Relationships are different to everyone, some are happy, some are sad, some are confusing, some or terrifying, and on, and on. We love to be with others, even when we think we want to just be left alone, for we came here to co-create our stories, you know.
So, why does it seem so hard to get what we want out of a relationship? The first sign should be why are trying to get something out of it, instead of experiencing it for what it is? You see, when you try to control how others act/react, then you are in the middle of a messy situation, for we cannot change anyone other than ourselves.
Why do we as humans think changing others is the solution? More than not, we go after the other to change, usually blaming them for our pain. We think, if you love me, why do you hurt me? And we ask, why are you with someone who hurts? For the answer is not always their doing, you know.
It is so much easier to blame them, because then you dear one have no reason to change. For when you realize the problem lies within you, then you have work to do to be happy.

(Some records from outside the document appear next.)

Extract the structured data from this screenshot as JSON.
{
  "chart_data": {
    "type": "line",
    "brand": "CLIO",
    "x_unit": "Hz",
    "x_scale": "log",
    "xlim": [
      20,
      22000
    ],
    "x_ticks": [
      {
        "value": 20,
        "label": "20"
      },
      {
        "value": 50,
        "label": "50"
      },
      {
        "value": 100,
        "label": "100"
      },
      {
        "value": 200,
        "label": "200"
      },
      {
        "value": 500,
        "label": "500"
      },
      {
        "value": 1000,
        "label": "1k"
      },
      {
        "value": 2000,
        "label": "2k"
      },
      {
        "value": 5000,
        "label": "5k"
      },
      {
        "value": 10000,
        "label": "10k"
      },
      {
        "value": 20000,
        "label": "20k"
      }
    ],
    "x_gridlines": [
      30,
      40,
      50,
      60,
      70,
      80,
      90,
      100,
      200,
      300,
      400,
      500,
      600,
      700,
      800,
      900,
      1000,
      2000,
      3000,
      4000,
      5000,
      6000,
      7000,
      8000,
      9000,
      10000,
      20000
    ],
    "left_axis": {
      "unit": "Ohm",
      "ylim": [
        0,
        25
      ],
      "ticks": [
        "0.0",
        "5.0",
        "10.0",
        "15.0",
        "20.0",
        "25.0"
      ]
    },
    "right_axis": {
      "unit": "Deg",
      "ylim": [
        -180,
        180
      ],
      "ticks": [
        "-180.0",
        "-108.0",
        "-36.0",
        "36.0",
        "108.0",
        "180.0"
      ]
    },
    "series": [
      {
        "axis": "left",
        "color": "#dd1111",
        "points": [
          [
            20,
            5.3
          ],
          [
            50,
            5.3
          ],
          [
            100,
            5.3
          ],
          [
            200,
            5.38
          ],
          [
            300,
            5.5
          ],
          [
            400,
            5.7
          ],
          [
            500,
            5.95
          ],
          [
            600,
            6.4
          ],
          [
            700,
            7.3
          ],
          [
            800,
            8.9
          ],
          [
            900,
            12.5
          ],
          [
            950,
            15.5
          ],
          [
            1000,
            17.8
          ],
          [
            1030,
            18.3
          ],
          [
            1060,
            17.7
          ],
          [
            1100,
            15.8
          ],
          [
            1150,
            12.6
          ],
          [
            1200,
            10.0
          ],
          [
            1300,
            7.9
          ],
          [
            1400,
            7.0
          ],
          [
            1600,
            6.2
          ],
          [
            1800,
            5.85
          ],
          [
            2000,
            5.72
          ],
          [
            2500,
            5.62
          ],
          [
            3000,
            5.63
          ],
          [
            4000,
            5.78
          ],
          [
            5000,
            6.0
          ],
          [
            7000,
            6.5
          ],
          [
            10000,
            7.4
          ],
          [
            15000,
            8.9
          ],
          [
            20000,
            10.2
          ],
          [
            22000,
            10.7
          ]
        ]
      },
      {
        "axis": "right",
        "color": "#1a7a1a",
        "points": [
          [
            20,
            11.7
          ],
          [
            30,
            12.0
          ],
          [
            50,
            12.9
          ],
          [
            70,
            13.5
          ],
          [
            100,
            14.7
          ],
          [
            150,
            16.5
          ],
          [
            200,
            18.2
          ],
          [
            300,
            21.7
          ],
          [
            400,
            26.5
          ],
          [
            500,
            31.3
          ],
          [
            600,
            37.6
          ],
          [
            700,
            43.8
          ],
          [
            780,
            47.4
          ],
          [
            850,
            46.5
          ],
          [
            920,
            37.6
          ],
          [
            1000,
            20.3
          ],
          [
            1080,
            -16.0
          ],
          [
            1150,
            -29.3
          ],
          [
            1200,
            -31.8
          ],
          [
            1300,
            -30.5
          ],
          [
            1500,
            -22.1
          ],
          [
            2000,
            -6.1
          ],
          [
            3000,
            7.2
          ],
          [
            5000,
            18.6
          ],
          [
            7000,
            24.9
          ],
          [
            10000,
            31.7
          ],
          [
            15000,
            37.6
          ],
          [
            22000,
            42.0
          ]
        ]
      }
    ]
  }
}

But when the problem lies within them, then you get to be the victim.
We know love is strong, and you fear you will never meet someone like them again, so you do not want to lose them. But we say, if you are unhappy, why do you want to be with someone that brings unhappiness? Why do you think you cannot find someone better, when they do not match your wants and needs?
When you think about it, and figure out what (fear) is keeping you in a relationship where you are not satisfied, it makes more sense. For it always comes down to the Scale of Need. You believe you need something from this person, which is more important than your own happiness. It may be the fear of being alone, or your belief you need their financial support. But we say, when it come to the fear of lack of anything, that these are excuses that keep you from finding the real you. For there is no lack, there is just fear.
It has been said that you never know how strong you are, until being strong is the only choice you have. This is true dear one; for it is the fear of the unknown that blocks you from seeing your true potential.